I have lined up my first book for next month and have to say thank you to my lovely friend L for posting me her copy. I have now also got hold of copies of two other books on my list and will have to decide which month I am going to assign them to.



I mentioned that in the last month I have been doing this course from the jobcentre, I have to say that it has proved much more helpful than I initially thought it was going to be and I have found that the days have passed incredibly quickly with something to occupy myself with.

I have also had mother in to help me get the house sorted out properly. We have junked so much stuff that I should be surprised there is anything left. But I am not as I knew I had an excess of everything, which was making staying on top of things just so hard.

But the house is properly tidy at the moment. And I am keeping on top of the cleaning. I have been making sure that madam has been eating breakfast and we have been slightly less rushed in the mornings.
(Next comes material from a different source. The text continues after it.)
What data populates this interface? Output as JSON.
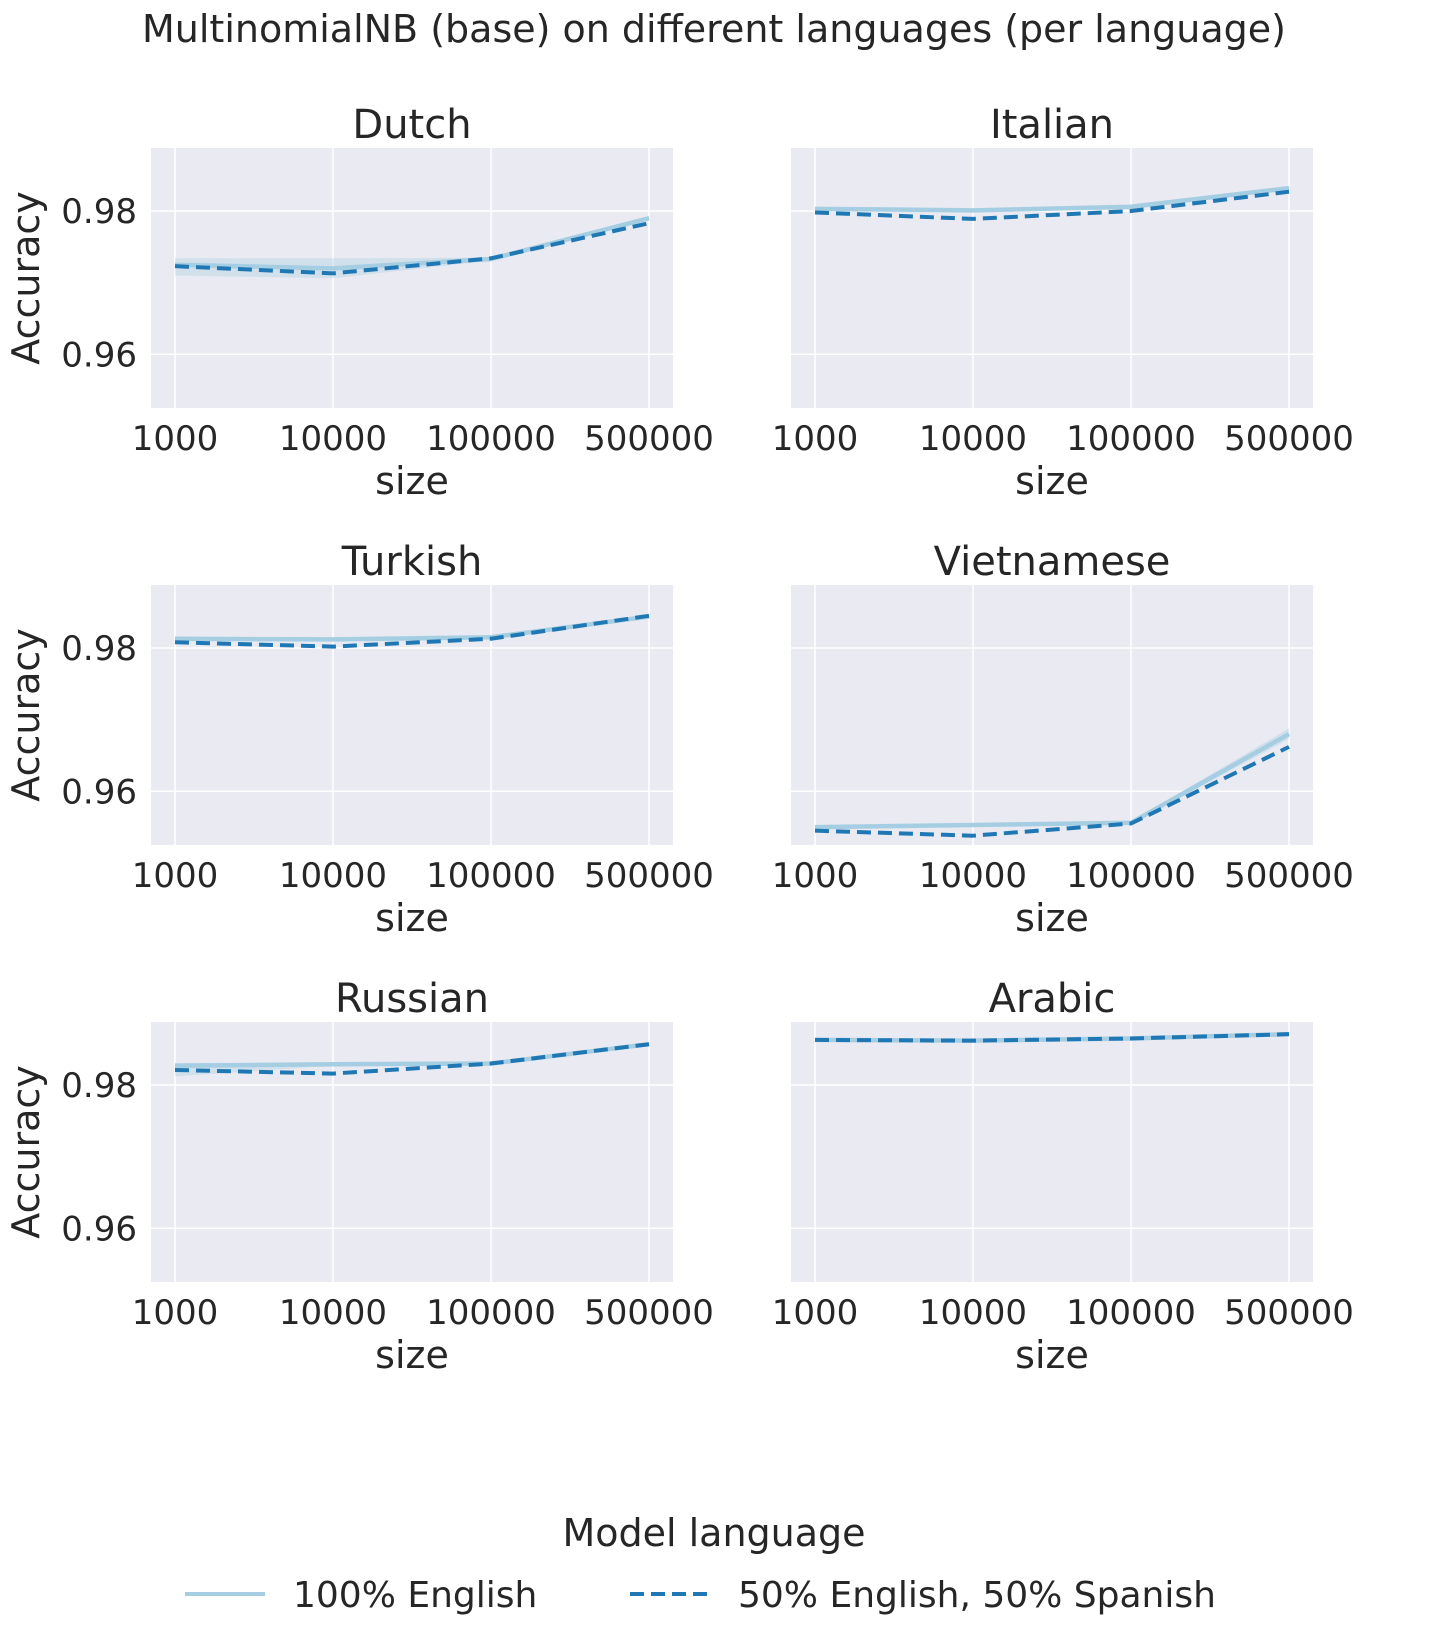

I feel a lot more in control than I have done for an incredibly long time.

The only down point is the enormous damp patch that has sprung up in madam’s room. The guttering has things growing in it and is leaking quite badly just by her window coupled with the fact the pointing around the same part of the window has crumbled. This is not good for her at all, the agency are now getting on top of it, but I really rather wish it was already done.


Oh, and I have got my new washing machine sorted! Things are really on the up around here… 

My reading challenge was inspired by essbeevee and her Books are Amazing posts (latest post on that link).